Me gusta el pensamiento que conserva un sabor de sangre y de carne, y, a la abstracción vacía, prefiero, con mucho, una reflexión que proceda de un arrebato sensual o un desmoronamiento nervioso. Los seres humanos no han comprendido todavía que la época de los entusiasmos superficiales está superada, y que un grito de desesperación es mucho más revelador que la argucia más sutil, que una lágrima tiene un origen más profundo que una sonrisa.
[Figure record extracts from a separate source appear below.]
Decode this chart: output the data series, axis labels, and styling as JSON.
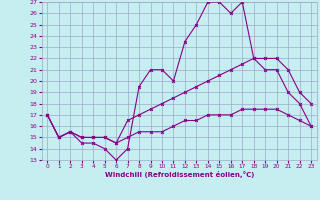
{
  "xlabel": "Windchill (Refroidissement éolien,°C)",
  "xlim": [
    -0.5,
    23.5
  ],
  "ylim": [
    13,
    27
  ],
  "xticks": [
    0,
    1,
    2,
    3,
    4,
    5,
    6,
    7,
    8,
    9,
    10,
    11,
    12,
    13,
    14,
    15,
    16,
    17,
    18,
    19,
    20,
    21,
    22,
    23
  ],
  "yticks": [
    13,
    14,
    15,
    16,
    17,
    18,
    19,
    20,
    21,
    22,
    23,
    24,
    25,
    26,
    27
  ],
  "bg_color": "#c6eef0",
  "grid_color": "#a0a8c8",
  "line_color": "#880088",
  "line1_x": [
    0,
    1,
    2,
    3,
    4,
    5,
    6,
    7,
    8,
    9,
    10,
    11,
    12,
    13,
    14,
    15,
    16,
    17,
    18,
    19,
    20,
    21,
    22,
    23
  ],
  "line1_y": [
    17,
    15,
    15.5,
    14.5,
    14.5,
    14,
    13,
    14,
    19.5,
    21,
    21,
    20,
    23.5,
    25,
    27,
    27,
    26,
    27,
    22,
    21,
    21,
    19,
    18,
    16
  ],
  "line2_x": [
    0,
    1,
    2,
    3,
    4,
    5,
    6,
    7,
    8,
    9,
    10,
    11,
    12,
    13,
    14,
    15,
    16,
    17,
    18,
    19,
    20,
    21,
    22,
    23
  ],
  "line2_y": [
    17,
    15,
    15.5,
    15,
    15,
    15,
    14.5,
    16.5,
    17,
    17.5,
    18,
    18.5,
    19,
    19.5,
    20,
    20.5,
    21,
    21.5,
    22,
    22,
    22,
    21,
    19,
    18
  ],
  "line3_x": [
    0,
    1,
    2,
    3,
    4,
    5,
    6,
    7,
    8,
    9,
    10,
    11,
    12,
    13,
    14,
    15,
    16,
    17,
    18,
    19,
    20,
    21,
    22,
    23
  ],
  "line3_y": [
    17,
    15,
    15.5,
    15,
    15,
    15,
    14.5,
    15,
    15.5,
    15.5,
    15.5,
    16,
    16.5,
    16.5,
    17,
    17,
    17,
    17.5,
    17.5,
    17.5,
    17.5,
    17,
    16.5,
    16
  ]
}
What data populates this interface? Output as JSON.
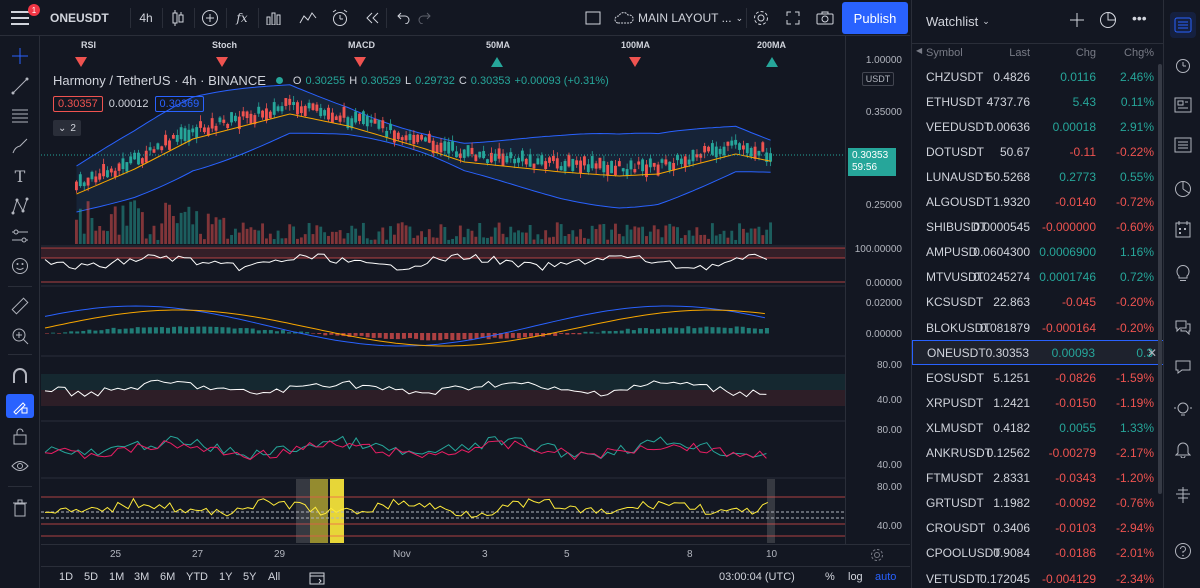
{
  "topbar": {
    "symbol": "ONEUSDT",
    "interval": "4h",
    "layout_name": "MAIN LAYOUT ...",
    "publish_label": "Publish",
    "notification_count": "1"
  },
  "legend": {
    "title": "Harmony / TetherUS · 4h · BINANCE",
    "o_label": "O",
    "o_value": "0.30255",
    "h_label": "H",
    "h_value": "0.30529",
    "l_label": "L",
    "l_value": "0.29732",
    "c_label": "C",
    "c_value": "0.30353",
    "change": "+0.00093 (+0.31%)",
    "bid": "0.30357",
    "spread": "0.00012",
    "ask": "0.30369",
    "collapse_count": "2"
  },
  "indicator_markers": [
    "RSI",
    "Stoch",
    "MACD",
    "50MA",
    "100MA",
    "200MA"
  ],
  "price_scale": {
    "top": "1.00000",
    "currency": "USDT",
    "p1": "0.35000",
    "current": "0.30353",
    "countdown": "59:56",
    "p2": "0.25000",
    "pane1_top": "100.00000",
    "pane1_bot": "0.00000",
    "pane2_top": "0.02000",
    "pane2_mid": "0.00000",
    "pane3_top": "80.00",
    "pane3_bot": "40.00",
    "pane4_top": "80.00",
    "pane4_bot": "40.00",
    "pane5_top": "80.00",
    "pane5_bot": "40.00"
  },
  "time_axis": [
    "25",
    "27",
    "29",
    "Nov",
    "3",
    "5",
    "8",
    "10"
  ],
  "bottom_bar": {
    "ranges": [
      "1D",
      "5D",
      "1M",
      "3M",
      "6M",
      "YTD",
      "1Y",
      "5Y",
      "All"
    ],
    "clock": "03:00:04 (UTC)",
    "percent": "%",
    "log": "log",
    "auto": "auto"
  },
  "watchlist": {
    "title": "Watchlist",
    "columns": {
      "symbol": "Symbol",
      "last": "Last",
      "chg": "Chg",
      "chgp": "Chg%"
    },
    "rows": [
      {
        "symbol": "CHZUSDT",
        "last": "0.4826",
        "chg": "0.0116",
        "chgp": "2.46%",
        "dir": "up"
      },
      {
        "symbol": "ETHUSDT",
        "last": "4737.76",
        "chg": "5.43",
        "chgp": "0.11%",
        "dir": "up"
      },
      {
        "symbol": "VEEDUSDT",
        "last": "0.00636",
        "chg": "0.00018",
        "chgp": "2.91%",
        "dir": "up"
      },
      {
        "symbol": "DOTUSDT",
        "last": "50.67",
        "chg": "-0.11",
        "chgp": "-0.22%",
        "dir": "dn"
      },
      {
        "symbol": "LUNAUSDT",
        "last": "50.5268",
        "chg": "0.2773",
        "chgp": "0.55%",
        "dir": "up"
      },
      {
        "symbol": "ALGOUSDT",
        "last": "1.9320",
        "chg": "-0.0140",
        "chgp": "-0.72%",
        "dir": "dn"
      },
      {
        "symbol": "SHIBUSDT",
        "last": "0.0000545",
        "chg": "-0.000000",
        "chgp": "-0.60%",
        "dir": "dn"
      },
      {
        "symbol": "AMPUSD",
        "last": "0.0604300",
        "chg": "0.0006900",
        "chgp": "1.16%",
        "dir": "up"
      },
      {
        "symbol": "MTVUSDT",
        "last": "0.0245274",
        "chg": "0.0001746",
        "chgp": "0.72%",
        "dir": "up"
      },
      {
        "symbol": "KCSUSDT",
        "last": "22.863",
        "chg": "-0.045",
        "chgp": "-0.20%",
        "dir": "dn"
      },
      {
        "symbol": "BLOKUSDT",
        "last": "0.081879",
        "chg": "-0.000164",
        "chgp": "-0.20%",
        "dir": "dn"
      },
      {
        "symbol": "ONEUSDT",
        "last": "0.30353",
        "chg": "0.00093",
        "chgp": "0.3",
        "dir": "up"
      },
      {
        "symbol": "EOSUSDT",
        "last": "5.1251",
        "chg": "-0.0826",
        "chgp": "-1.59%",
        "dir": "dn"
      },
      {
        "symbol": "XRPUSDT",
        "last": "1.2421",
        "chg": "-0.0150",
        "chgp": "-1.19%",
        "dir": "dn"
      },
      {
        "symbol": "XLMUSDT",
        "last": "0.4182",
        "chg": "0.0055",
        "chgp": "1.33%",
        "dir": "up"
      },
      {
        "symbol": "ANKRUSDT",
        "last": "0.12562",
        "chg": "-0.00279",
        "chgp": "-2.17%",
        "dir": "dn"
      },
      {
        "symbol": "FTMUSDT",
        "last": "2.8331",
        "chg": "-0.0343",
        "chgp": "-1.20%",
        "dir": "dn"
      },
      {
        "symbol": "GRTUSDT",
        "last": "1.1982",
        "chg": "-0.0092",
        "chgp": "-0.76%",
        "dir": "dn"
      },
      {
        "symbol": "CROUSDT",
        "last": "0.3406",
        "chg": "-0.0103",
        "chgp": "-2.94%",
        "dir": "dn"
      },
      {
        "symbol": "CPOOLUSDT",
        "last": "0.9084",
        "chg": "-0.0186",
        "chgp": "-2.01%",
        "dir": "dn"
      },
      {
        "symbol": "VETUSDT",
        "last": "0.172045",
        "chg": "-0.004129",
        "chgp": "-2.34%",
        "dir": "dn"
      }
    ]
  },
  "colors": {
    "up": "#26a69a",
    "down": "#ef5350",
    "accent": "#2962ff",
    "background": "#131722"
  }
}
Sur les cimes du deséspoir. Cioran


Ayer me quedé horas extra a trabajar. En otro momento de la vida me habría resultado un fastidio, una pérdida. Menos tiempo para practicar con la jarana el nuevo son "El butaquito", menos espacio para sonreir al lado de mi novio, conmoviéndonos de los otros, esos que siempre preguntan por el nuevo proyecto, por el éxito. Para comer algún nuevo estímulo de sabor, a veces, francés, italiano, japonés, en dos ocasiones, cubano. Pocas horas para leerle a mi madre en voz alta algún capítulo de Coetzee, ambas recostadas en los sillones mango de la sala. Poco a poco, partieron. Primero lo hizo Carmen, con sus suecos color lila tan aptos para estos días de calor, tan bonitos (creo que se lo he dicho un par de veces). Luego Andrea, una noble chica que escribe sobre el arte de interpretar sobre el escenario. No puedo recordar si después salió Noé, experto en cine, o Bruno, mi rocker editor ensayista. Es probable que no pueda saberlo con precisión porque me distraje, pero me resulta muy contemporáneo no saber en qué lo hice. Hoy preferirimos el instante a lo perdurable, "la abstracción vacía" que el "pensamiento que conserva una sabor de sangre y carne", diría Cioran. Porque para que una entidad conserve, implica tiempo, proceso, "entusiasmo profundo". Jonathan, un chico feliz, se colgó la maleta del gym y se fue. "Quisiera hacer ejercicio", pensé. Miré el relojito de la computadora: 8:30 PM. Era tarde. "Necesito un gimnasio que cierre noche", añadí a mis pensamientos. Nos quedamos el diseñador y yo. Desde su máquina cantaba Saúl Hernández. Vuelvo a dudar, en este momento, si me preguntó por mi canción preferida. De todos modos, tarareé "nadarás a fin de siglo en tu pecera". Cuando sonó el último estribillo ya no había nadie a mi alrededor. No es que Leonel se hubiera ido sin avisar, sino que dijo adiós se fue y yo seguí cantando. Me parecía una mejor idea seguir frente a la computadora eternamente. No quería dormir, porque si duermo olvido la soledad y despertar es volver a lo mismo. No quería ver a mis padres. El último periodo que lloré a diario, mamá dijo que no volvería a arroparme el llanto. No quería entrar a mi cuarto, me trae demasiados recuerdos. Cuando lo hice, padre y madre me miraron sin luz y dijeron que la vida seguía. Life goes on. Y les creí.